LIMONOV d'emmanuel CARRERE

 

 

Lorsque Limonov a appris que l’ouvrage que lui a consacré Emmanuel Carrère avait obtenu le prix Renaudot il a dit : « J’éprouve du plaisir, de la joie et même une joie méchante. La société et l’opinion française qui voulait que je sois politiquement correct ont dû finalement m’accepter tel que je suis grâce à ce livre ».

Ce commentaire illustre bien un aspect de  la personnalité de ce personnage inclassable voulant tellement ne ressembler qu’à lui-même, soucieux de toujours déjouer les catégories dans lesquelles on voudrait le faire entrer.

Difficile de retracer la vie de cet homme et pourtant Emmanuel Carrère s’y est employé et y a parfaitement réussi. Délicat aussi de s’attaquer à un personnage encore vivant dont les épisodes de vie sont aussi foisonnants, multiples, hétéroclites, étonnants qu’une fiction mais aussi parfois contestables quant à leurs orientations.

Limonov fascine-t-il ? oui sans doute aussi bien l’auteur que le lecteur, mais chez l’un et l’autre cette fascination reste malgré tout « distante » car Limonov s’il fait preuve d’une énergie et d’une résistance à toute épreuve, s’il excelle à nous entraîner dans l’aventure de sa vie, donne aussi l’impression de se construire une image d’anti-héros hors norme,  comme s’il était acteur d’un film qui serait sa vie et qu’il en écrirait le scénario en fonction de ses choix,  des circonstances, des opportunités.

S’il fallait qualifier ce personnage on pourrait dire que c’est un dissident « chronique » en recherche de continuelles ruptures. Il a traversé tant de situations, de conditions, de lieux, de milieux sociaux… que sa vie ressemble à une  quête jamais assouvie d’expériences parfois extrêmes,  destinées à lui apporter    reconnaissance,  notoriété,  gloire. Mais la réussite matérielle ne l’intéresse pas.

De son vrai nom Edouard Veniaminovich SAVENKO, il est né en 1943 dans un milieu assez modeste. Pendant son adolescence il recherche les mauvaises fréquentations, les mauvais coups.

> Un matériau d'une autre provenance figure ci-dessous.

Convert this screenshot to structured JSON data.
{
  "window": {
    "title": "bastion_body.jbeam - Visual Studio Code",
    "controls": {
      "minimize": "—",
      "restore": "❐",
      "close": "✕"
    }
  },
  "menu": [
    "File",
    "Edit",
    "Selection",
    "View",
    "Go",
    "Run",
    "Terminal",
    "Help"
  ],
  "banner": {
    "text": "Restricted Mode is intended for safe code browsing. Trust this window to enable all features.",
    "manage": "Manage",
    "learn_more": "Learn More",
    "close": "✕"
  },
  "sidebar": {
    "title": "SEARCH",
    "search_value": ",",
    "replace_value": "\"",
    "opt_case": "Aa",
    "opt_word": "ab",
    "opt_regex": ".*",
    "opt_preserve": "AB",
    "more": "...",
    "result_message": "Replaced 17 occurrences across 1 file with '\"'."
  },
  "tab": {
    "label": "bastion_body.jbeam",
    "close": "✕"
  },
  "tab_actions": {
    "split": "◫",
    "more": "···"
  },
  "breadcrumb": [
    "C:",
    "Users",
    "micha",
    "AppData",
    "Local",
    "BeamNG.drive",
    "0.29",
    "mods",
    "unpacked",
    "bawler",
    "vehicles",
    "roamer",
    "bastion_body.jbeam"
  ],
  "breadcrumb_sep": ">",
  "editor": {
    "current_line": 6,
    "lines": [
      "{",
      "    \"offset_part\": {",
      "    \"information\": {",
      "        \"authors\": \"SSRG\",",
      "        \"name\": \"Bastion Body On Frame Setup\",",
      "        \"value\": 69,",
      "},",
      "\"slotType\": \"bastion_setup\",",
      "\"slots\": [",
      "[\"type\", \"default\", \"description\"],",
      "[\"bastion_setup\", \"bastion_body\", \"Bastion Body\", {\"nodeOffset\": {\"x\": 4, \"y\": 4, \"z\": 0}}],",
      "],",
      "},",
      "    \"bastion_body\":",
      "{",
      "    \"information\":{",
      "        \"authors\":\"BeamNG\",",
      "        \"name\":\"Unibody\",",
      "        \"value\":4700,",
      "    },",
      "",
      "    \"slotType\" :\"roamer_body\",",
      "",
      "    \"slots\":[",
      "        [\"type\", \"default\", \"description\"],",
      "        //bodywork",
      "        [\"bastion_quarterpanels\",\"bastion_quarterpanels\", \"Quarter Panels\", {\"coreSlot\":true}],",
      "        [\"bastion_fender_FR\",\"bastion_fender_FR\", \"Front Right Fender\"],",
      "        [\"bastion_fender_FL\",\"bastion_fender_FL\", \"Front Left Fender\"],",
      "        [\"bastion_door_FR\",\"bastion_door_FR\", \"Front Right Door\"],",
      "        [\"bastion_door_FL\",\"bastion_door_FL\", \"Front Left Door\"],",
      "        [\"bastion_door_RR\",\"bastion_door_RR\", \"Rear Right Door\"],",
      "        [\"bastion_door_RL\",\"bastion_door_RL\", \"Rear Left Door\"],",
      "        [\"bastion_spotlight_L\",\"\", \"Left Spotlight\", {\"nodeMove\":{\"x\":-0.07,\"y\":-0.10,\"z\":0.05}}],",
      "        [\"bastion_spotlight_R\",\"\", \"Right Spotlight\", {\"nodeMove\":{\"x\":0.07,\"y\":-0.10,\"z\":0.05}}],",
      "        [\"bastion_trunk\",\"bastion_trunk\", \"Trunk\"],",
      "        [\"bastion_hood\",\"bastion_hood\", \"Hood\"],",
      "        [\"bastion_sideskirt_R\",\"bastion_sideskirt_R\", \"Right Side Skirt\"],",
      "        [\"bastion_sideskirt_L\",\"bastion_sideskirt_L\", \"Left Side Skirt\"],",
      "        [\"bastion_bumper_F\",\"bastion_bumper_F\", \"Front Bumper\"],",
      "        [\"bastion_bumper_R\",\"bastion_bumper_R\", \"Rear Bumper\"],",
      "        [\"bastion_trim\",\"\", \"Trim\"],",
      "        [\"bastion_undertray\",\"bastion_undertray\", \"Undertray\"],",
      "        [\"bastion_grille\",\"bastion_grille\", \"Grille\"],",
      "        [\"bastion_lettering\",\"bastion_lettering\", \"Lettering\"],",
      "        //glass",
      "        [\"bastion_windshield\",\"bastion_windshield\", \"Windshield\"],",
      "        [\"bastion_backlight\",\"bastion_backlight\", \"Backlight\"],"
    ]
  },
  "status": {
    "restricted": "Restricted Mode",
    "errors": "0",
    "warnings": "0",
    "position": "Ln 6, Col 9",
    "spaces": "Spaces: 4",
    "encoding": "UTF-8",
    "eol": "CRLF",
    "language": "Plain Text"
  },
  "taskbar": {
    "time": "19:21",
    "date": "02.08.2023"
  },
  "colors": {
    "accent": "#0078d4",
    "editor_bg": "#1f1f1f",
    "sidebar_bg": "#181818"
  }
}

Vers 20 ans, se jugeant voyou raté, poète raté, il part pour Moscou, rencontre Anna, un peu folle, et fréquente le milieu underground dans lequel un authentique artiste est un artiste raté : sept  années de galère marquées par la faim et le froid. Puis c’est la découverte de New-York avec Héléna. Ils partent avec deux adresses en poche et beaucoup d’espoirs. Mais  la jet-set qu’ils côtoient les laisse en marge. Limonov se clochardise, devient majordome d’un riche homme d’affaires, et commence un travail d’écriture sur ses expériences : « Journal d’un raté », « le poète russe préfère les grands nègres », « histoire de son serviteur ».

Le « Journal d’un raté » fait parler de lui à Paris. Jean Jacques Pauvert se propose de l’éditer. Limonov quitte donc New-York et devient une star dans les cercles parisiens à la mode qu’il affectionne. Ses propos provocateurs sont de bon ton dans les milieux qu’il fréquente (attaque cruelle de Soljenitsyne qu’il traite de « vieux con »). Il vit avec Natacha, chanteuse aux troublantes disparitions. Le succès cependant s’estompe avec le temps. Il assiste de loin aux changements qui touchent son pays mais ne s’en réjouit pas. Il participe à « L’Idiot International ». Sa période parisienne assez faste malgré tout dure 9 ans. Il fait un saut dans son pays pour revoir Moscou et ses parents : le fossé entre eux est infranchissable. Il rencontre des militaires qui l’invitent à se joindre à eux dans la guerre des Balkans, côté serbe. Il prend les armes. Il fonde le parti « National Bolchevik » rassemblant quelques poignées de jeunes qui défendent des idées néo-fascistes, fait l’expérience d’un retour à la nature en compagnie d’un vieux guide qui cite Lao-Tseu et en 1991-92 se retrouve en prison pour divers motifs. Il en sortira avec les honneurs de la télévision.

Difficile de résumer une vie si chargée ; il faut, pour en prendre toute la mesure, lire ce livre aussi passionnant qu’un roman d’aventures quand il s’agit de Limonov mais  aussi plein d’enseignements sur tout un pan de l’histoire de l’union Soviétique.

Emmanuel Carrère emploie tout son talent à nous faire approcher d’un personnage sulfureux, audacieux, courageux, subversif, provocateur, pourfendeur de la démocratie, nostalgique du communisme, un personnage de légende parfois dérangeant qu’il ne se permet cependant  à aucun moment de juger.

Ce livre révèle un formidable travail d’enquête aussi bien sur Limonov que sur le contexte historique de l’Union Soviétique  de l’époque.

C’est enfin un livre qui nous donne quelques fragments autobiographiques de l’auteur, tout en modestie.

Annie du B

NB Emmanuel Carrère n’a jamais sollicité Limonov pas plus qu’il ne lui a  soumis la moindre page à sa  relecture.

Limonov envisage de se présenter contre Poutine aux prochaines élections de 2012.